Practicing Success

Target Exam

CUET

Subject

Economics

Chapter

Macro Economics: Government Budget and Economy

Question:

Which of the following adds to the "Capital receipts" in government budget?

Options:

Increase in income tax slabs by 5%

Interest received against the loans given to Malaysia

Sale of shares of SBI to HDFC bank

Dividends received from a PSU

Correct Answer:

Sale of shares of SBI to HDFC bank

Explanation:

The correct answer is Option 3: Sale of shares of SBI to HDFC bank

Capital receipts refers to those receipts which either result in creation of liability or in reduction of assets. Thus, sale of shares of SBI to HDFC bank will result in the reduction of assets of the government. Increase in income tax slab, interest received from Malaysia and dividends received from a PSU are revenue receipts. Revenue receipts are those receipts that do not lead to a claim on the government. They neither create liability nor reduces the assets of the government.
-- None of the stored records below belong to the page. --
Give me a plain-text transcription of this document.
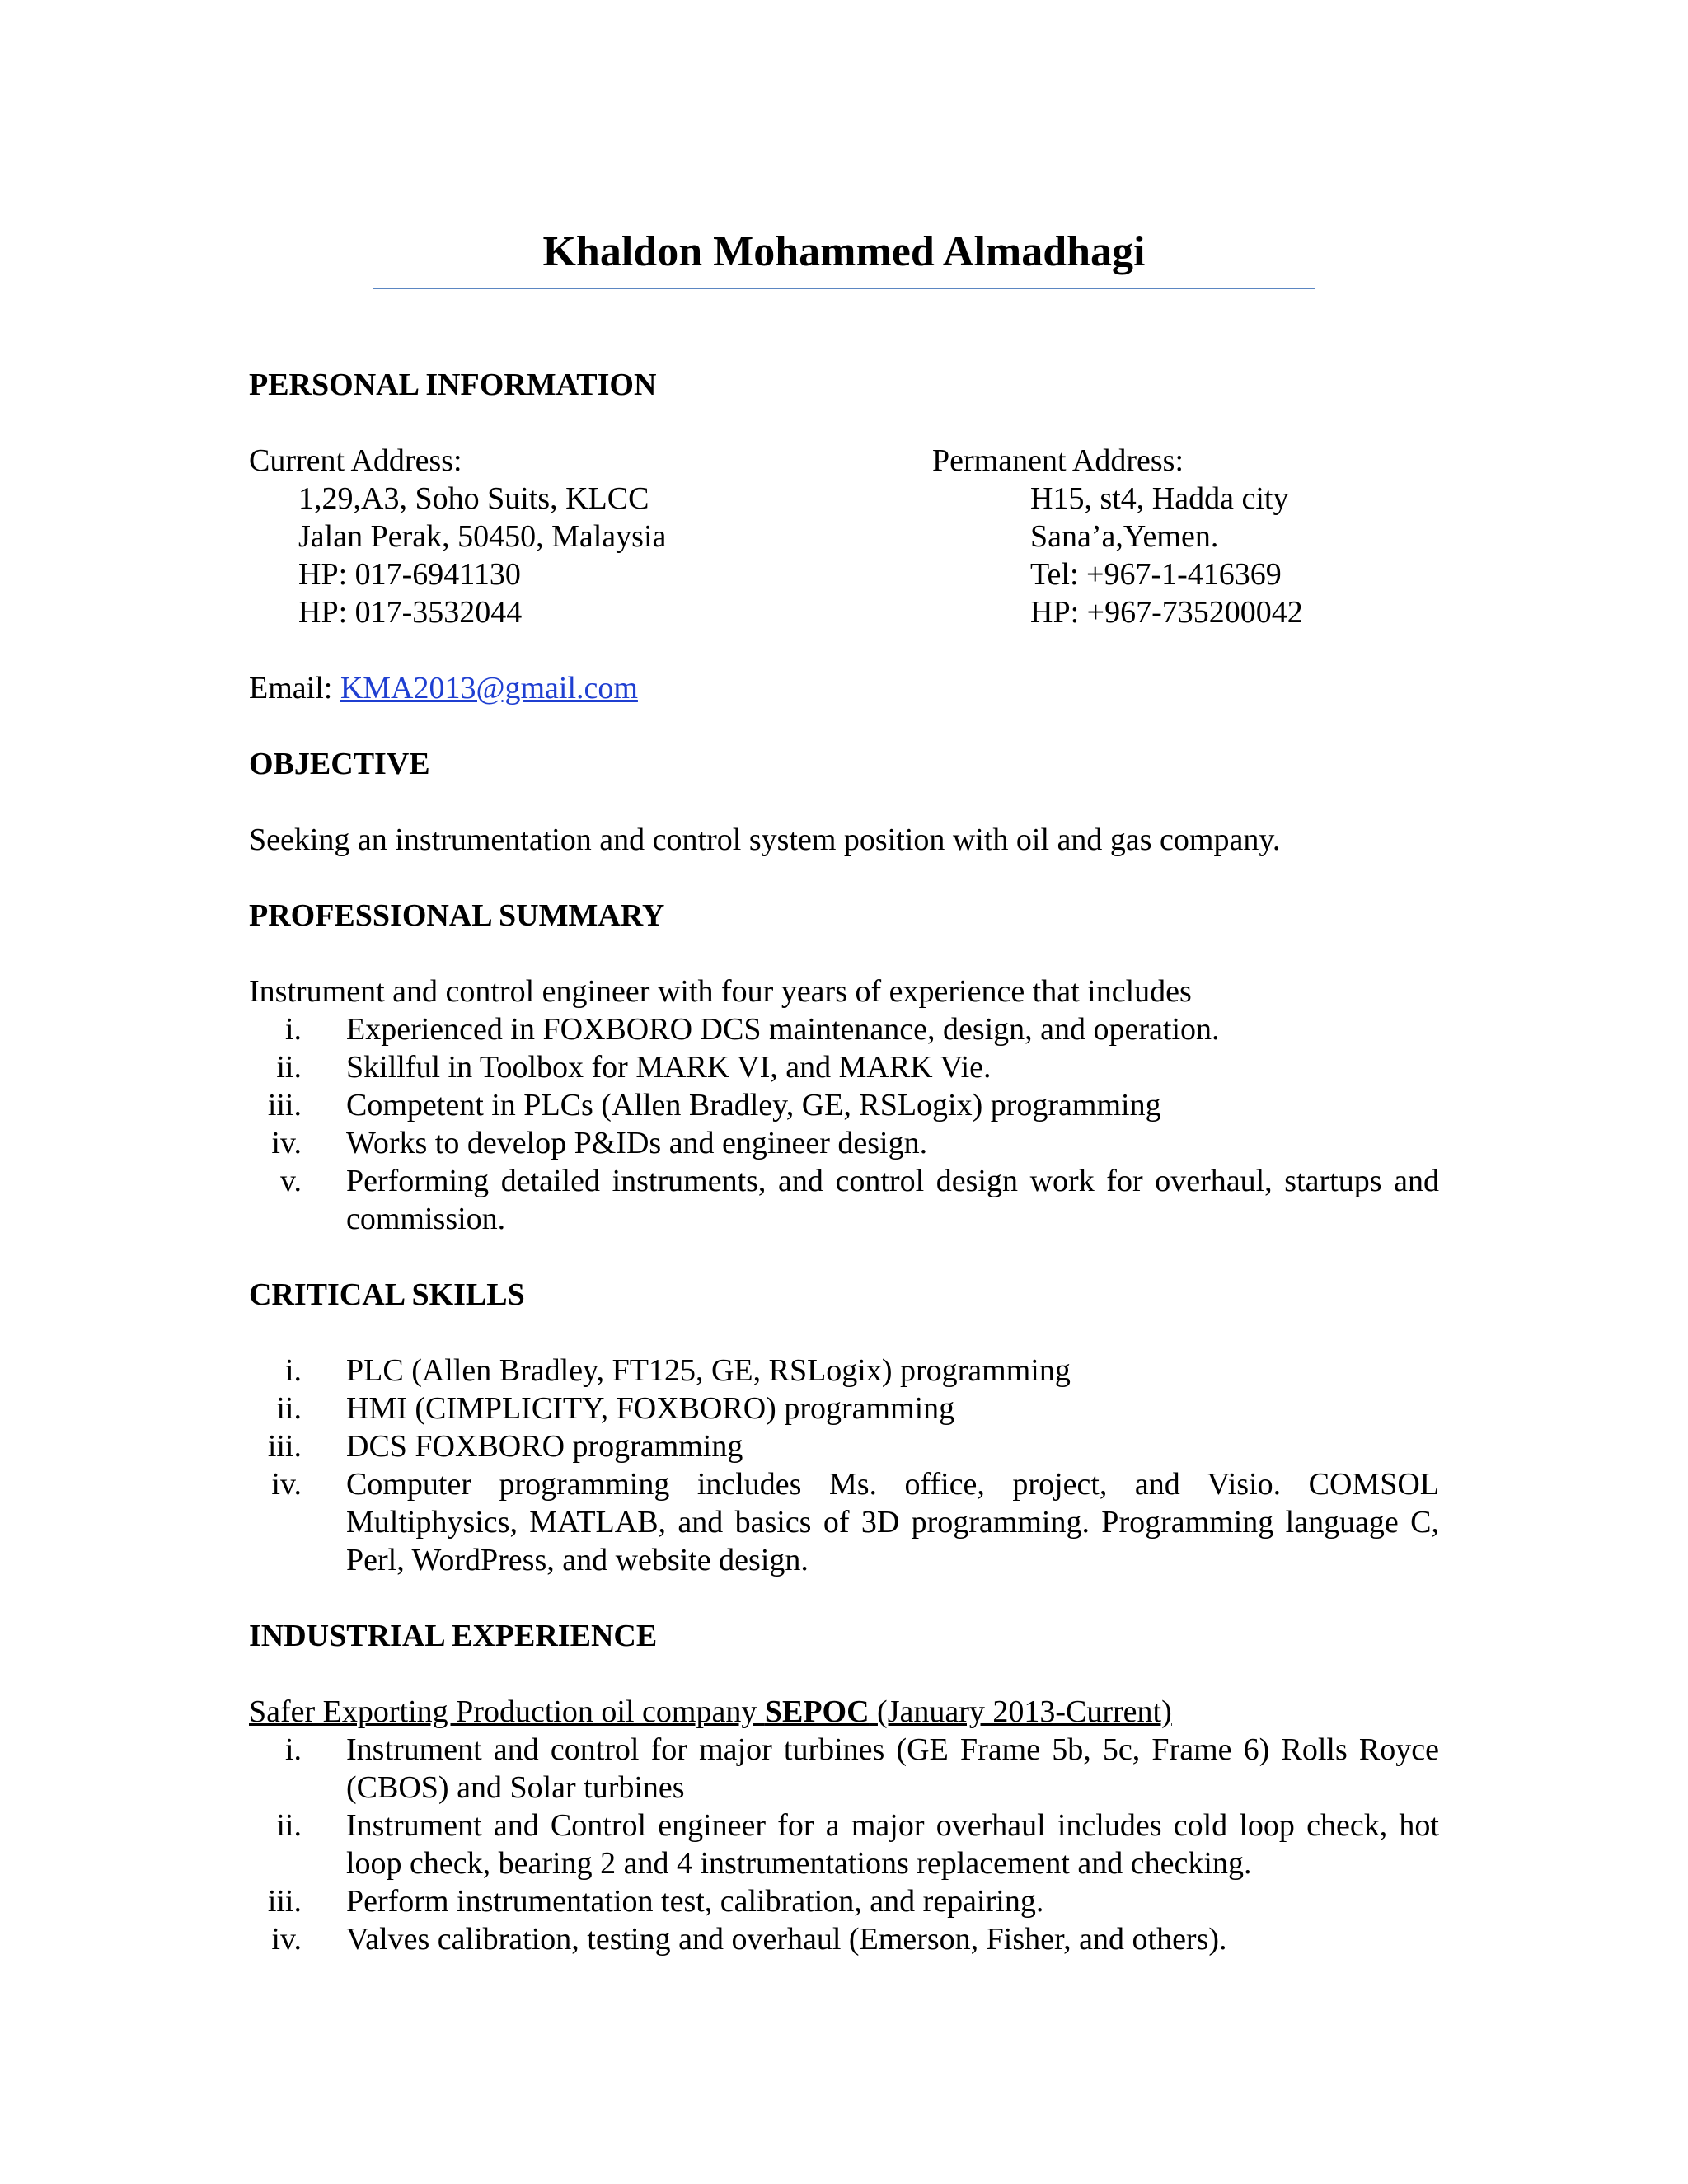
Khaldon Mohammed Almadhagi
PERSONAL INFORMATION
Current Address:
1,29,A3, Soho Suits, KLCC
Jalan Perak, 50450, Malaysia
HP: 017-6941130
HP: 017-3532044
Permanent Address:
H15, st4, Hadda city
Sana’a,Yemen.
Tel: +967-1-416369
HP: +967-735200042
Email: KMA2013@gmail.com
OBJECTIVE
Seeking an instrumentation and control system position with oil and gas company.
PROFESSIONAL SUMMARY
Instrument and control engineer with four years of experience that includes
i. Experienced in FOXBORO DCS maintenance, design, and operation.
ii. Skillful in Toolbox for MARK VI, and MARK Vie.
iii. Competent in PLCs (Allen Bradley, GE, RSLogix) programming
iv. Works to develop P&IDs and engineer design.
v. Performing detailed instruments, and control design work for overhaul, startups and commission.
CRITICAL SKILLS
i. PLC (Allen Bradley, FT125, GE, RSLogix) programming
ii. HMI (CIMPLICITY, FOXBORO) programming
iii. DCS FOXBORO programming
iv. Computer programming includes Ms. office, project, and Visio. COMSOL Multiphysics, MATLAB, and basics of 3D programming. Programming language C, Perl, WordPress, and website design.
INDUSTRIAL EXPERIENCE
Safer Exporting Production oil company SEPOC (January 2013-Current)
i. Instrument and control for major turbines (GE Frame 5b, 5c, Frame 6) Rolls Royce (CBOS) and Solar turbines
ii. Instrument and Control engineer for a major overhaul includes cold loop check, hot loop check, bearing 2 and 4 instrumentations replacement and checking.
iii. Perform instrumentation test, calibration, and repairing.
iv. Valves calibration, testing and overhaul (Emerson, Fisher, and others).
Here’s how the options fit into the concept of capital receipts:

  1. Increase in income tax slabs by 5%: This is a change in tax policy, not a receipt. It affects revenue but does not directly involve capital receipts.

  2. Interest received against the loans given to Malaysia: This is a form of revenue receipt, not capital receipt. It is income generated from loans previously given.

  3. Sale of shares of SBI to HDFC bank: This represents the sale of government assets. The proceeds from selling shares are considered capital receipts as they involve a one-time influx of funds.

  4. Dividends received from a PSU: This is a form of revenue receipt. It is income from government-owned public sector enterprises.